Make caramelized onions: Peel onions, halve them from pole to pole, and slice into thin half-rings. Pile the onions into a large shallow skillet that has a lid. Turn the heat to medium and add the butter and salt. When the onions start making those wonderful sizzling noises, give the onions a good stir, reduce the heat to low, and cover the pan. After 20 minutes, check the onions. They should have sweated down considerably to the point where they are very soft and possibly turning tan. Cook the onions 5-10 more minutes uncovered, stirring occasionally to prevent sticking and ensure even cooking. Remove from heat and set aside.

Assemble and bake pizzas: If using a pizza stone, place in whatever part of your oven contains the heat: in my gas oven, the heat comes from the bottom so I put my stone in the bottom third of the oven. Preheat oven as high as it will go (for me, that’s 550 degrees F).

If using a stone, dust your peel with semolina or flour. Take one ball of dough, and gently stretch it, slowly and deliberately, until it is 9-11 inches across. Set the disk onto your peel; working quickly, spoon the béchamel over the surface and spread it evenly, leaving about an inch of the rim untouched. Sprinkle the surface with Parmigiano. Distribute mozzarella clumps, mushroom slices, bits of the garlic confit, and caramelized onions over the surface. Sprinkle a bit more Parmigiano on top.

Use a quick, jerking motion to transfer the dough from peel to stone. Bake 6-8 minutes, until pizza is bubbling and golden brown. Use peel or a very large flat spatula to remove pizza from oven. Slice and serve immediately.

If using a metal sheet pan, drizzle sheet pan with olive oil, transfer the dough onto the pan, and slowly and deliberately spread the dough until it mostly fills the sheet pan. This may take time; if the dough tenses up, let it rest for 10 minutes or so and it will relax and be ready for spreading. Once dough mostly fills the pan, distribute ingredients as described above.
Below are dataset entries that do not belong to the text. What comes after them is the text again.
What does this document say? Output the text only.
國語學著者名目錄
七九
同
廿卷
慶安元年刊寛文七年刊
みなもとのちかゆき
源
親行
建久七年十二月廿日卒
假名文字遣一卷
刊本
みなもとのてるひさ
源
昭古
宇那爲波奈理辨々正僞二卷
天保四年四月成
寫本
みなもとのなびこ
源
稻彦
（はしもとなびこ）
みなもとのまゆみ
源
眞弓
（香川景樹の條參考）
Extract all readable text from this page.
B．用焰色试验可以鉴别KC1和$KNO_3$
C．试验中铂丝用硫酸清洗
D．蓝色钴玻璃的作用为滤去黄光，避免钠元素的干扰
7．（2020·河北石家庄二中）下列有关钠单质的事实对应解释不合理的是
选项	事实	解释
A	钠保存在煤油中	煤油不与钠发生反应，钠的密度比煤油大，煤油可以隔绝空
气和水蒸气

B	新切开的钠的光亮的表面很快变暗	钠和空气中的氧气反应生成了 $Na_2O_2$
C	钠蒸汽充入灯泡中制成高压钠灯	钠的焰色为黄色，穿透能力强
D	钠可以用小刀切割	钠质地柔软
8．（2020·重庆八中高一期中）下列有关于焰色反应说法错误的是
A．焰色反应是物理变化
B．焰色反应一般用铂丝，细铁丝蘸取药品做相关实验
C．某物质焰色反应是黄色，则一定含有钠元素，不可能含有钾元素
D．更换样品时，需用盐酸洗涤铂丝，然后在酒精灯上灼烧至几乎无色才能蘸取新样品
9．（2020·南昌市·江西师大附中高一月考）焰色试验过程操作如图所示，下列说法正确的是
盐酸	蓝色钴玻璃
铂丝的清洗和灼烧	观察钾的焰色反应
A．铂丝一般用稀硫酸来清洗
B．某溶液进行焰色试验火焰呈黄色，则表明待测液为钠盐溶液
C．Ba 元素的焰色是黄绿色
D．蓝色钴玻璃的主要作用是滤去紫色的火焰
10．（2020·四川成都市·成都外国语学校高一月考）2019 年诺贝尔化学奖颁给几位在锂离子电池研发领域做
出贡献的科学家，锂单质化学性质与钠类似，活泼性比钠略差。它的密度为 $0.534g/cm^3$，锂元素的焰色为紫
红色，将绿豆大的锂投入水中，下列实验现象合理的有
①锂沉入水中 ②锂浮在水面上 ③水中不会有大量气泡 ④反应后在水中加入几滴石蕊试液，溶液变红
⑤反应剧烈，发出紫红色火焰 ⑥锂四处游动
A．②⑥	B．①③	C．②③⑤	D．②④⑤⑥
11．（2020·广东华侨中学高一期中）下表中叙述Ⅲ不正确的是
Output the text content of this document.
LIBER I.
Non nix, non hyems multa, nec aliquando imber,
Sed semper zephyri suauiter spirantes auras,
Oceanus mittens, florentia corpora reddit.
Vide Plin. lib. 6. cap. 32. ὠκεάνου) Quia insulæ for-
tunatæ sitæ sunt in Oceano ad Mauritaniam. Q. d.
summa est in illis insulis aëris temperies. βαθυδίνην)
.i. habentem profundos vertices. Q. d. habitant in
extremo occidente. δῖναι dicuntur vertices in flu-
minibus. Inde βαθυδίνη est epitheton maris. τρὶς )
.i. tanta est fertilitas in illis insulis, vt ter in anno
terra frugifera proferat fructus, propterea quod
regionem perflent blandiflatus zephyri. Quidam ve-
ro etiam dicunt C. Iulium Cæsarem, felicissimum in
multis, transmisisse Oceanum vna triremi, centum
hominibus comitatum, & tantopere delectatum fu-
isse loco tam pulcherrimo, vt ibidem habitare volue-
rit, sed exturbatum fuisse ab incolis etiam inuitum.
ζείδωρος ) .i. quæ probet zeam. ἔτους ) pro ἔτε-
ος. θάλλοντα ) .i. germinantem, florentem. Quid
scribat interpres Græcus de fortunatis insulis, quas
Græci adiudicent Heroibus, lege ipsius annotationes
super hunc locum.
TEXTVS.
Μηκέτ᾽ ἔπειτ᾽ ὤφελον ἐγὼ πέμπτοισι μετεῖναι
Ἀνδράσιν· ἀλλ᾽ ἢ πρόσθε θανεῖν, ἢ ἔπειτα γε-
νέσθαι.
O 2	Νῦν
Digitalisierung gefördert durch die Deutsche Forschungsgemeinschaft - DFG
Bake pan pizza for 7-10 minutes, until brown and bubbly. Remove, slice into squares, and serve immediately.

 

Comments on this entry are closed.

  • Gayle March 25, 2015,

    Ok, so the pizza looks awesome. But what really rocks is the whole library eBooks thing! I’ve been obsessed after a friend convinced me to join w hen I moved back to NY. On my iPad right now: The Third Plate, The Nazi Officer’s Wife, Alice Medrich’s Chewy Gooey Crispy Crunchy, and Awake at Work. It’s the BEST!

  • In Irma's Kitchen March 26, 2015,

    Rivka; I am impressed you have time to read, make pizza dough, write your delicious blog, keep up with the latest cookbooks, and raise a child. You are a superwoman!! This will wait until after Passover…it looks wonderful. Any Passover recipes coming?